The Awakening is a novel of manners; by that I mean it's a novel more about how things are done and what people are feeling and thinking and the social construct (rules and behaviors) of the time. That being said, there are lots of realistic elements in the entire novel but particularly the beginning, for it sets the external stage for all the internal conflict which is to come. The most realistic element in those chapters is the sensory imagery--the sights and sounds and smells of the people and places.
The setting is a beach community, so we have the sights and sounds and feel and taste of beach--sand and sun and water. In the heat of the day, people are fanning themselves, trying to stay cool. We have "a number of bath-houses along the beach, of rough but solid construction" as well as cottages.

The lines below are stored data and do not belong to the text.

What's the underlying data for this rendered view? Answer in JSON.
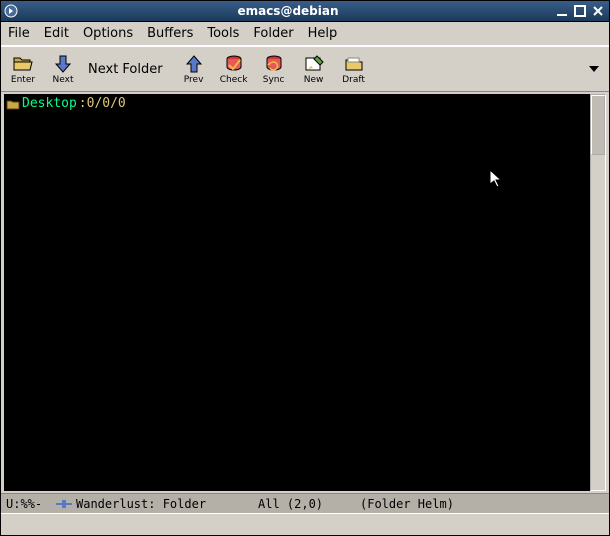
{
  "window": {
    "title": "emacs@debian"
  },
  "menu": {
    "file": "File",
    "edit": "Edit",
    "options": "Options",
    "buffers": "Buffers",
    "tools": "Tools",
    "folder": "Folder",
    "help": "Help"
  },
  "toolbar": {
    "enter": "Enter",
    "next": "Next",
    "next_folder": "Next Folder",
    "prev": "Prev",
    "check": "Check",
    "sync": "Sync",
    "new": "New",
    "draft": "Draft"
  },
  "buffer": {
    "folder_label": "Desktop",
    "folder_counts": ":0/0/0"
  },
  "modeline": {
    "left": "U:%%-",
    "mode": "Wanderlust: Folder",
    "position": "All (2,0)",
    "minor": "(Folder Helm)"
  }
}
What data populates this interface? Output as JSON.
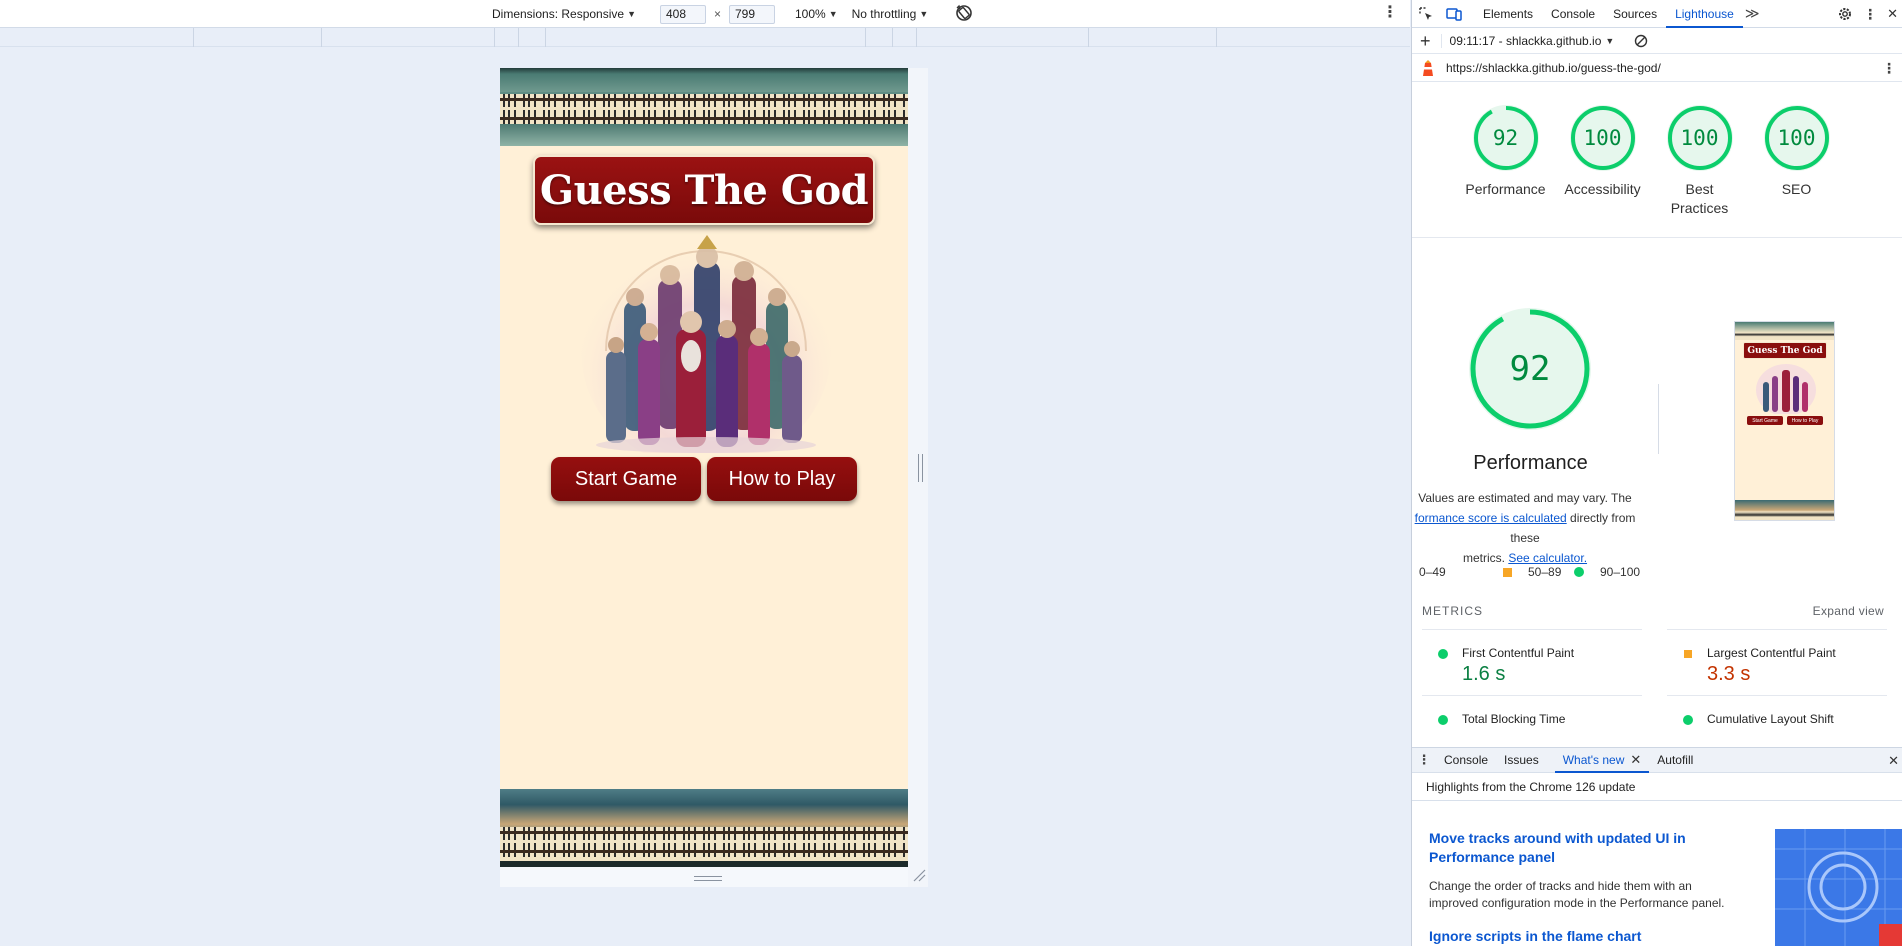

The cottages were all dark. A single faint light gleamed out from the hallway of the house. There was no sound abroad except the hooting of an old owl in the top of a water-oak, and the everlasting voice of the sea, that was not uplifted at that soft hour. It broke like a mournful lullaby upon the night.
Then we have clothing which sometimes rustles and the pipe smoke which has its own scent.
She wore a cool muslin that morning - white, with a waving vertical line of brown running through it; also a white linen collar and the big straw hat which she had taken from the peg outside the door. The hat rested any way on her yellow-brown hair, that waved a little, was heavy, and clung close to her head.
We feel somehow as if we're there when we can experience the story through our senses. It's these sensory images which allow readers to feel as if they're participating in the story.